Los Angeles geceleri insana iki şey verir: yalnızlık ve sürpriz. O gece ben ikisini de birden yaşadım.
Ay ışığı çatılardan taşarken sokak lambalarının altı karanlık gölgelerle doluydu. Yavaş adımlarla yürüyordum; şehir susmuştu. Tam virajı dönerken, kırmızı saçları omzuna dökülmüş, sigarasını tutarken bile zarif görünen bir kadına rastladım. Ceketinin yakasını yukarı kaldırmış, bir duvara yaslanmıştı. Bakışları kısa bir an bana takıldı, sonra gözlerini kaçırmadı.
“Gece tek başına yürümek biraz riskli değil mi?” diye sordum.
“Bazen risk, yalnızlıktan daha güvenli gelir,” dedi.

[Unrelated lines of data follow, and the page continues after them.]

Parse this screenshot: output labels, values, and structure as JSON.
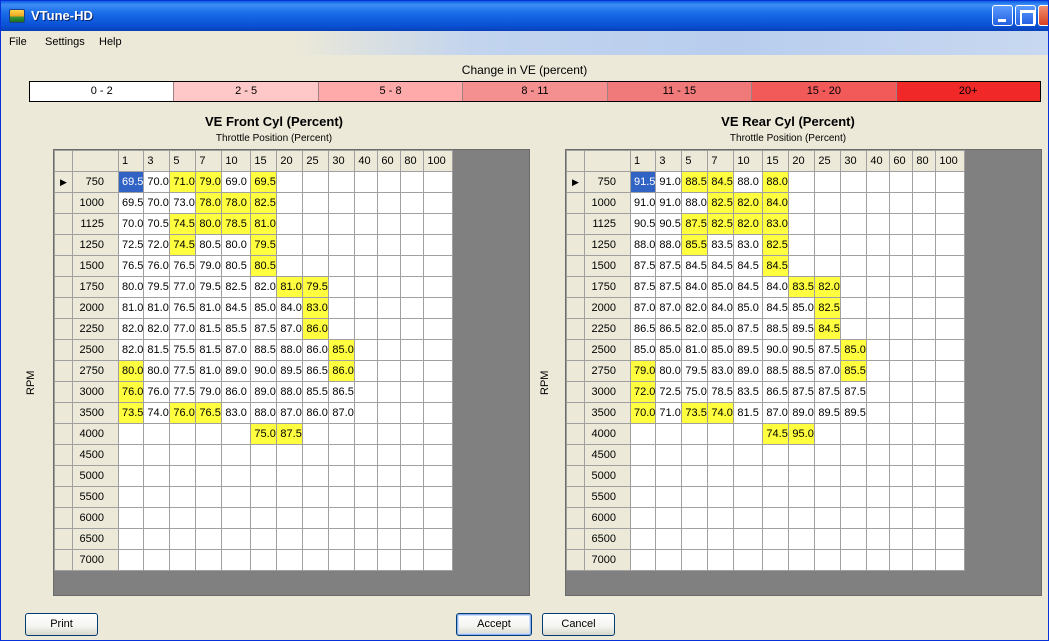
{
  "window": {
    "title": "VTune-HD"
  },
  "menu": {
    "file": "File",
    "settings": "Settings",
    "help": "Help"
  },
  "legend": {
    "caption": "Change in VE (percent)",
    "ranges": [
      {
        "label": "0 - 2",
        "color": "#ffffff"
      },
      {
        "label": "2 - 5",
        "color": "#ffc8c8"
      },
      {
        "label": "5 - 8",
        "color": "#ffaaaa"
      },
      {
        "label": "8 - 11",
        "color": "#f59090"
      },
      {
        "label": "11 - 15",
        "color": "#f07a7a"
      },
      {
        "label": "15 - 20",
        "color": "#f25a5a"
      },
      {
        "label": "20+",
        "color": "#f02828"
      }
    ]
  },
  "throttle_columns": [
    "1",
    "3",
    "5",
    "7",
    "10",
    "15",
    "20",
    "25",
    "30",
    "40",
    "60",
    "80",
    "100"
  ],
  "rpm_rows": [
    "750",
    "1000",
    "1125",
    "1250",
    "1500",
    "1750",
    "2000",
    "2250",
    "2500",
    "2750",
    "3000",
    "3500",
    "4000",
    "4500",
    "5000",
    "5500",
    "6000",
    "6500",
    "7000"
  ],
  "front": {
    "title": "VE Front Cyl (Percent)",
    "subtitle": "Throttle Position (Percent)",
    "axis_label": "RPM",
    "cells": [
      [
        "69.5",
        "70.0",
        "71.0",
        "79.0",
        "69.0",
        "69.5",
        "",
        "",
        "",
        "",
        "",
        "",
        ""
      ],
      [
        "69.5",
        "70.0",
        "73.0",
        "78.0",
        "78.0",
        "82.5",
        "",
        "",
        "",
        "",
        "",
        "",
        ""
      ],
      [
        "70.0",
        "70.5",
        "74.5",
        "80.0",
        "78.5",
        "81.0",
        "",
        "",
        "",
        "",
        "",
        "",
        ""
      ],
      [
        "72.5",
        "72.0",
        "74.5",
        "80.5",
        "80.0",
        "79.5",
        "",
        "",
        "",
        "",
        "",
        "",
        ""
      ],
      [
        "76.5",
        "76.0",
        "76.5",
        "79.0",
        "80.5",
        "80.5",
        "",
        "",
        "",
        "",
        "",
        "",
        ""
      ],
      [
        "80.0",
        "79.5",
        "77.0",
        "79.5",
        "82.5",
        "82.0",
        "81.0",
        "79.5",
        "",
        "",
        "",
        "",
        ""
      ],
      [
        "81.0",
        "81.0",
        "76.5",
        "81.0",
        "84.5",
        "85.0",
        "84.0",
        "83.0",
        "",
        "",
        "",
        "",
        ""
      ],
      [
        "82.0",
        "82.0",
        "77.0",
        "81.5",
        "85.5",
        "87.5",
        "87.0",
        "86.0",
        "",
        "",
        "",
        "",
        ""
      ],
      [
        "82.0",
        "81.5",
        "75.5",
        "81.5",
        "87.0",
        "88.5",
        "88.0",
        "86.0",
        "85.0",
        "",
        "",
        "",
        ""
      ],
      [
        "80.0",
        "80.0",
        "77.5",
        "81.0",
        "89.0",
        "90.0",
        "89.5",
        "86.5",
        "86.0",
        "",
        "",
        "",
        ""
      ],
      [
        "76.0",
        "76.0",
        "77.5",
        "79.0",
        "86.0",
        "89.0",
        "88.0",
        "85.5",
        "86.5",
        "",
        "",
        "",
        ""
      ],
      [
        "73.5",
        "74.0",
        "76.0",
        "76.5",
        "83.0",
        "88.0",
        "87.0",
        "86.0",
        "87.0",
        "",
        "",
        "",
        ""
      ],
      [
        "",
        "",
        "",
        "",
        "",
        "75.0",
        "87.5",
        "",
        "",
        "",
        "",
        "",
        ""
      ],
      [
        "",
        "",
        "",
        "",
        "",
        "",
        "",
        "",
        "",
        "",
        "",
        "",
        ""
      ],
      [
        "",
        "",
        "",
        "",
        "",
        "",
        "",
        "",
        "",
        "",
        "",
        "",
        ""
      ],
      [
        "",
        "",
        "",
        "",
        "",
        "",
        "",
        "",
        "",
        "",
        "",
        "",
        ""
      ],
      [
        "",
        "",
        "",
        "",
        "",
        "",
        "",
        "",
        "",
        "",
        "",
        "",
        ""
      ],
      [
        "",
        "",
        "",
        "",
        "",
        "",
        "",
        "",
        "",
        "",
        "",
        "",
        ""
      ],
      [
        "",
        "",
        "",
        "",
        "",
        "",
        "",
        "",
        "",
        "",
        "",
        "",
        ""
      ]
    ],
    "highlighted": [
      [
        0,
        2
      ],
      [
        0,
        3
      ],
      [
        0,
        5
      ],
      [
        1,
        3
      ],
      [
        1,
        4
      ],
      [
        1,
        5
      ],
      [
        2,
        2
      ],
      [
        2,
        3
      ],
      [
        2,
        4
      ],
      [
        2,
        5
      ],
      [
        3,
        2
      ],
      [
        3,
        5
      ],
      [
        4,
        5
      ],
      [
        5,
        6
      ],
      [
        5,
        7
      ],
      [
        6,
        7
      ],
      [
        7,
        7
      ],
      [
        8,
        8
      ],
      [
        9,
        0
      ],
      [
        9,
        8
      ],
      [
        10,
        0
      ],
      [
        11,
        0
      ],
      [
        11,
        2
      ],
      [
        11,
        3
      ],
      [
        12,
        5
      ],
      [
        12,
        6
      ]
    ],
    "current": [
      0,
      0
    ]
  },
  "rear": {
    "title": "VE Rear Cyl (Percent)",
    "subtitle": "Throttle Position (Percent)",
    "axis_label": "RPM",
    "cells": [
      [
        "91.5",
        "91.0",
        "88.5",
        "84.5",
        "88.0",
        "88.0",
        "",
        "",
        "",
        "",
        "",
        "",
        ""
      ],
      [
        "91.0",
        "91.0",
        "88.0",
        "82.5",
        "82.0",
        "84.0",
        "",
        "",
        "",
        "",
        "",
        "",
        ""
      ],
      [
        "90.5",
        "90.5",
        "87.5",
        "82.5",
        "82.0",
        "83.0",
        "",
        "",
        "",
        "",
        "",
        "",
        ""
      ],
      [
        "88.0",
        "88.0",
        "85.5",
        "83.5",
        "83.0",
        "82.5",
        "",
        "",
        "",
        "",
        "",
        "",
        ""
      ],
      [
        "87.5",
        "87.5",
        "84.5",
        "84.5",
        "84.5",
        "84.5",
        "",
        "",
        "",
        "",
        "",
        "",
        ""
      ],
      [
        "87.5",
        "87.5",
        "84.0",
        "85.0",
        "84.5",
        "84.0",
        "83.5",
        "82.0",
        "",
        "",
        "",
        "",
        ""
      ],
      [
        "87.0",
        "87.0",
        "82.0",
        "84.0",
        "85.0",
        "84.5",
        "85.0",
        "82.5",
        "",
        "",
        "",
        "",
        ""
      ],
      [
        "86.5",
        "86.5",
        "82.0",
        "85.0",
        "87.5",
        "88.5",
        "89.5",
        "84.5",
        "",
        "",
        "",
        "",
        ""
      ],
      [
        "85.0",
        "85.0",
        "81.0",
        "85.0",
        "89.5",
        "90.0",
        "90.5",
        "87.5",
        "85.0",
        "",
        "",
        "",
        ""
      ],
      [
        "79.0",
        "80.0",
        "79.5",
        "83.0",
        "89.0",
        "88.5",
        "88.5",
        "87.0",
        "85.5",
        "",
        "",
        "",
        ""
      ],
      [
        "72.0",
        "72.5",
        "75.0",
        "78.5",
        "83.5",
        "86.5",
        "87.5",
        "87.5",
        "87.5",
        "",
        "",
        "",
        ""
      ],
      [
        "70.0",
        "71.0",
        "73.5",
        "74.0",
        "81.5",
        "87.0",
        "89.0",
        "89.5",
        "89.5",
        "",
        "",
        "",
        ""
      ],
      [
        "",
        "",
        "",
        "",
        "",
        "74.5",
        "95.0",
        "",
        "",
        "",
        "",
        "",
        ""
      ],
      [
        "",
        "",
        "",
        "",
        "",
        "",
        "",
        "",
        "",
        "",
        "",
        "",
        ""
      ],
      [
        "",
        "",
        "",
        "",
        "",
        "",
        "",
        "",
        "",
        "",
        "",
        "",
        ""
      ],
      [
        "",
        "",
        "",
        "",
        "",
        "",
        "",
        "",
        "",
        "",
        "",
        "",
        ""
      ],
      [
        "",
        "",
        "",
        "",
        "",
        "",
        "",
        "",
        "",
        "",
        "",
        "",
        ""
      ],
      [
        "",
        "",
        "",
        "",
        "",
        "",
        "",
        "",
        "",
        "",
        "",
        "",
        ""
      ],
      [
        "",
        "",
        "",
        "",
        "",
        "",
        "",
        "",
        "",
        "",
        "",
        "",
        ""
      ]
    ],
    "highlighted": [
      [
        0,
        2
      ],
      [
        0,
        3
      ],
      [
        0,
        5
      ],
      [
        1,
        3
      ],
      [
        1,
        4
      ],
      [
        1,
        5
      ],
      [
        2,
        2
      ],
      [
        2,
        3
      ],
      [
        2,
        4
      ],
      [
        2,
        5
      ],
      [
        3,
        2
      ],
      [
        3,
        5
      ],
      [
        4,
        5
      ],
      [
        5,
        6
      ],
      [
        5,
        7
      ],
      [
        6,
        7
      ],
      [
        7,
        7
      ],
      [
        8,
        8
      ],
      [
        9,
        0
      ],
      [
        9,
        8
      ],
      [
        10,
        0
      ],
      [
        11,
        0
      ],
      [
        11,
        2
      ],
      [
        11,
        3
      ],
      [
        12,
        5
      ],
      [
        12,
        6
      ]
    ],
    "current": [
      0,
      0
    ]
  },
  "buttons": {
    "print": "Print",
    "accept": "Accept",
    "cancel": "Cancel"
  },
  "colors": {
    "highlight": "#ffff40",
    "selected_cell": "#3163c5",
    "titlebar": "#0a52d6"
  },
  "icons": {
    "app": "app-icon",
    "minimize": "minimize-icon",
    "maximize": "maximize-icon",
    "close": "close-icon",
    "row_pointer": "triangle-right-icon"
  }
}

Adı Mia’ydı. Sesinde tınısı olan kadınlardan… her kelimesi sanki bilerek söylenmiş, düşünülerek bırakılmış gibiydi. Sokakta kısa bir yürüyüşe çıktık beraber, konuşmamız hızlıca derinleşti. Politikadan müziğe, hayattan yalnızlığa kadar konuştuk. Dövmeleri vardı, her biri geçmişinin bir izi. Ensesindeki küçük kartal, bileğindeki kırık saate benzeyen figür ve kaburgalarının altına sakladığı bir kelime: “Still.”

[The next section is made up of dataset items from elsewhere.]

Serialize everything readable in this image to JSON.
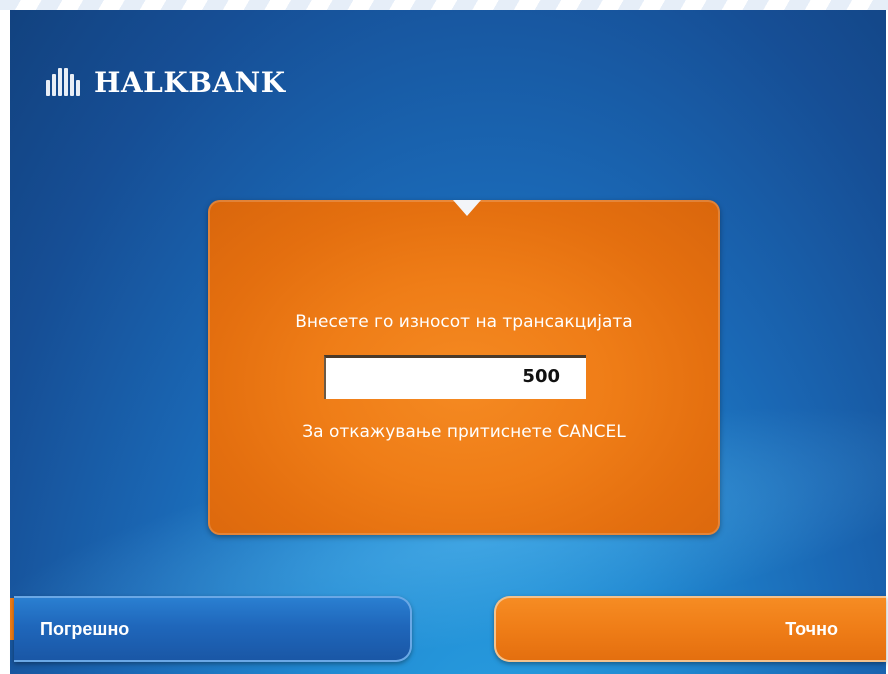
{
  "brand": {
    "name": "HALKBANK",
    "logo_icon": "halkbank-columns-logo-icon"
  },
  "dialog": {
    "prompt": "Внесете го износот на трансакцијата",
    "amount_value": "500",
    "cancel_hint": "За откажување притиснете CANCEL",
    "pointer_icon": "triangle-down-icon"
  },
  "buttons": {
    "wrong_label": "Погрешно",
    "correct_label": "Точно"
  },
  "colors": {
    "background_blue": "#1a67b4",
    "dialog_orange": "#ef7d17",
    "button_blue": "#1f67bb",
    "button_orange": "#ef7d17"
  }
}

“Bu dövme ne anlama geliyor?” diye sordum usulca.
“Hayatta ne olursa olsun… hâlâ buradayım,” dedi ve gözlerini kaçırmadan baktı bana.
Daha fazla konuşmaya ihtiyaç kalmadı. Sessizlik, ikimizin de aynı şeyi düşündüğünü söyledi. Eski bir apartmanın merdivenlerini çıkarken, ayak seslerimiz yankılandı. Kapısını açtı, beni içeri davet etti. Loş ışıkta oda sadeydi ama her köşesi onun ruhunu taşıyordu. Kitaplar, eski kameralar, plaklar…

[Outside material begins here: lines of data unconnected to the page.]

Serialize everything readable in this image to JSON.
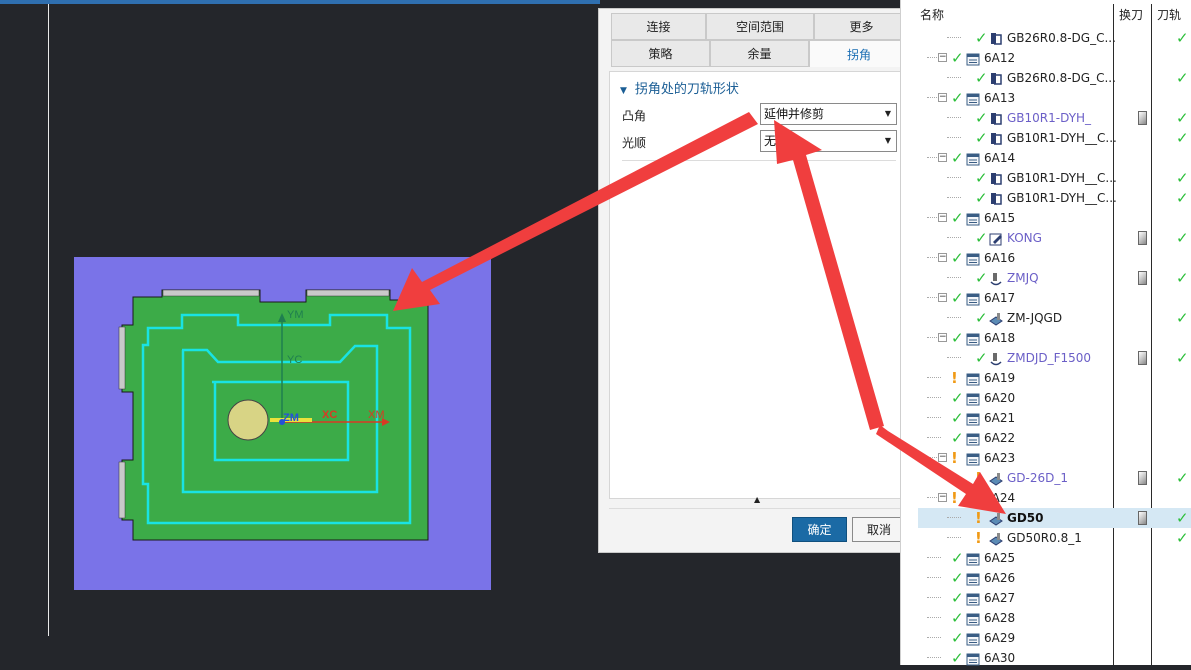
{
  "graphics": {
    "axis_labels": [
      "YM",
      "YC",
      "ZM",
      "XC",
      "XM"
    ],
    "colors": {
      "background": "#24262b",
      "stock": "#7a73e8",
      "part": "#3cab48",
      "toolpath": "#19e3e3",
      "tool_circle": "#d8d485"
    }
  },
  "dialog": {
    "tabs_row1": [
      "连接",
      "空间范围",
      "更多"
    ],
    "tabs_row2": [
      "策略",
      "余量",
      "拐角"
    ],
    "active_tab": "拐角",
    "section_title": "拐角处的刀轨形状",
    "fields": [
      {
        "label": "凸角",
        "value": "延伸并修剪"
      },
      {
        "label": "光顺",
        "value": "无"
      }
    ],
    "ok_label": "确定",
    "cancel_label": "取消"
  },
  "navigator": {
    "col_name": "名称",
    "col_tool_change": "换刀",
    "col_path": "刀轨",
    "rows": [
      {
        "level": 2,
        "status": "ok",
        "icon": "operation-icon",
        "label": "GB26R0.8-DG_C...",
        "style": "dark",
        "tool": false,
        "path": true
      },
      {
        "level": 1,
        "status": "ok",
        "icon": "program-group-icon",
        "label": "6A12",
        "style": "dark",
        "tool": false,
        "path": false,
        "toggle": "−"
      },
      {
        "level": 2,
        "status": "ok",
        "icon": "operation-icon",
        "label": "GB26R0.8-DG_C...",
        "style": "dark",
        "tool": false,
        "path": true
      },
      {
        "level": 1,
        "status": "ok",
        "icon": "program-group-icon",
        "label": "6A13",
        "style": "dark",
        "tool": false,
        "path": false,
        "toggle": "−"
      },
      {
        "level": 2,
        "status": "ok",
        "icon": "operation-icon",
        "label": "GB10R1-DYH_",
        "style": "blue",
        "tool": true,
        "path": true
      },
      {
        "level": 2,
        "status": "ok",
        "icon": "operation-icon",
        "label": "GB10R1-DYH__C...",
        "style": "dark",
        "tool": false,
        "path": true
      },
      {
        "level": 1,
        "status": "ok",
        "icon": "program-group-icon",
        "label": "6A14",
        "style": "dark",
        "tool": false,
        "path": false,
        "toggle": "−"
      },
      {
        "level": 2,
        "status": "ok",
        "icon": "operation-icon",
        "label": "GB10R1-DYH__C...",
        "style": "dark",
        "tool": false,
        "path": true
      },
      {
        "level": 2,
        "status": "ok",
        "icon": "operation-icon",
        "label": "GB10R1-DYH__C...",
        "style": "dark",
        "tool": false,
        "path": true
      },
      {
        "level": 1,
        "status": "ok",
        "icon": "program-group-icon",
        "label": "6A15",
        "style": "dark",
        "tool": false,
        "path": false,
        "toggle": "−"
      },
      {
        "level": 2,
        "status": "ok",
        "icon": "edit-icon",
        "label": "KONG",
        "style": "blue",
        "tool": true,
        "path": true
      },
      {
        "level": 1,
        "status": "ok",
        "icon": "program-group-icon",
        "label": "6A16",
        "style": "dark",
        "tool": false,
        "path": false,
        "toggle": "−"
      },
      {
        "level": 2,
        "status": "ok",
        "icon": "drill-icon",
        "label": "ZMJQ",
        "style": "blue",
        "tool": true,
        "path": true
      },
      {
        "level": 1,
        "status": "ok",
        "icon": "program-group-icon",
        "label": "6A17",
        "style": "dark",
        "tool": false,
        "path": false,
        "toggle": "−"
      },
      {
        "level": 2,
        "status": "ok",
        "icon": "mill-icon",
        "label": "ZM-JQGD",
        "style": "dark",
        "tool": false,
        "path": true
      },
      {
        "level": 1,
        "status": "ok",
        "icon": "program-group-icon",
        "label": "6A18",
        "style": "dark",
        "tool": false,
        "path": false,
        "toggle": "−"
      },
      {
        "level": 2,
        "status": "ok",
        "icon": "drill-icon",
        "label": "ZMDJD_F1500",
        "style": "blue",
        "tool": true,
        "path": true
      },
      {
        "level": 1,
        "status": "warn",
        "icon": "program-group-icon",
        "label": "6A19",
        "style": "dark",
        "tool": false,
        "path": false
      },
      {
        "level": 1,
        "status": "ok",
        "icon": "program-group-icon",
        "label": "6A20",
        "style": "dark",
        "tool": false,
        "path": false
      },
      {
        "level": 1,
        "status": "ok",
        "icon": "program-group-icon",
        "label": "6A21",
        "style": "dark",
        "tool": false,
        "path": false
      },
      {
        "level": 1,
        "status": "ok",
        "icon": "program-group-icon",
        "label": "6A22",
        "style": "dark",
        "tool": false,
        "path": false
      },
      {
        "level": 1,
        "status": "warn",
        "icon": "program-group-icon",
        "label": "6A23",
        "style": "dark",
        "tool": false,
        "path": false,
        "toggle": "−"
      },
      {
        "level": 2,
        "status": "warn",
        "icon": "mill-icon",
        "label": "GD-26D_1",
        "style": "blue",
        "tool": true,
        "path": true
      },
      {
        "level": 1,
        "status": "warn",
        "icon": "program-group-icon",
        "label": "6A24",
        "style": "dark",
        "tool": false,
        "path": false,
        "toggle": "−"
      },
      {
        "level": 2,
        "status": "warn",
        "icon": "mill-icon",
        "label": "GD50",
        "style": "bold",
        "tool": true,
        "path": true,
        "selected": true
      },
      {
        "level": 2,
        "status": "warn",
        "icon": "mill-icon",
        "label": "GD50R0.8_1",
        "style": "dark",
        "tool": false,
        "path": true
      },
      {
        "level": 1,
        "status": "ok",
        "icon": "program-group-icon",
        "label": "6A25",
        "style": "dark",
        "tool": false,
        "path": false
      },
      {
        "level": 1,
        "status": "ok",
        "icon": "program-group-icon",
        "label": "6A26",
        "style": "dark",
        "tool": false,
        "path": false
      },
      {
        "level": 1,
        "status": "ok",
        "icon": "program-group-icon",
        "label": "6A27",
        "style": "dark",
        "tool": false,
        "path": false
      },
      {
        "level": 1,
        "status": "ok",
        "icon": "program-group-icon",
        "label": "6A28",
        "style": "dark",
        "tool": false,
        "path": false
      },
      {
        "level": 1,
        "status": "ok",
        "icon": "program-group-icon",
        "label": "6A29",
        "style": "dark",
        "tool": false,
        "path": false
      },
      {
        "level": 1,
        "status": "ok",
        "icon": "program-group-icon",
        "label": "6A30",
        "style": "dark",
        "tool": false,
        "path": false
      }
    ]
  }
}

Mia müzik açtı, bir Nina Simone plağı. Işık sarıydı, teni sıcak. Yaklaştı bana, parmakları gömleğimin yakasına dokundu. Aramızdaki mesafe neredeyse yoktu. “Sana dokunmak garip hissettirmiyor,” dedi fısıltıyla. Gözlerim ellerine, sonra dudaklarına kaydı. İlk öpücük uzun sürdü. Ne tutkulu ne utangaç… sadece olması gerektiği gibiydi.
Sonra gece akmaya başladı.
Kıyafetler yavaşça yere indi, ama aceleyle değil. Ten, teni tanımak istercesine yaklaştı. Eller titremedi, dudaklar durmadı. Yatakta birbirimize karışırken her temas bir cümle gibi geldi. Çarşaflar kırıştı, nefesler kesildi, ama hiçbiri kaba ya da acele değildi. Bu bir teslimiyet değildi, bu bir ortaklıktı.
Saatler geçti. Sessiz bir sabah girdi odaya. Mia saçlarını toplamış, mutfağa geçerken arkasını döndü ve şöyle dedi: “Belki de bazen yabancılar, evimiz olur.”
Ben sadece gülümsedim. Çünkü haklıydı.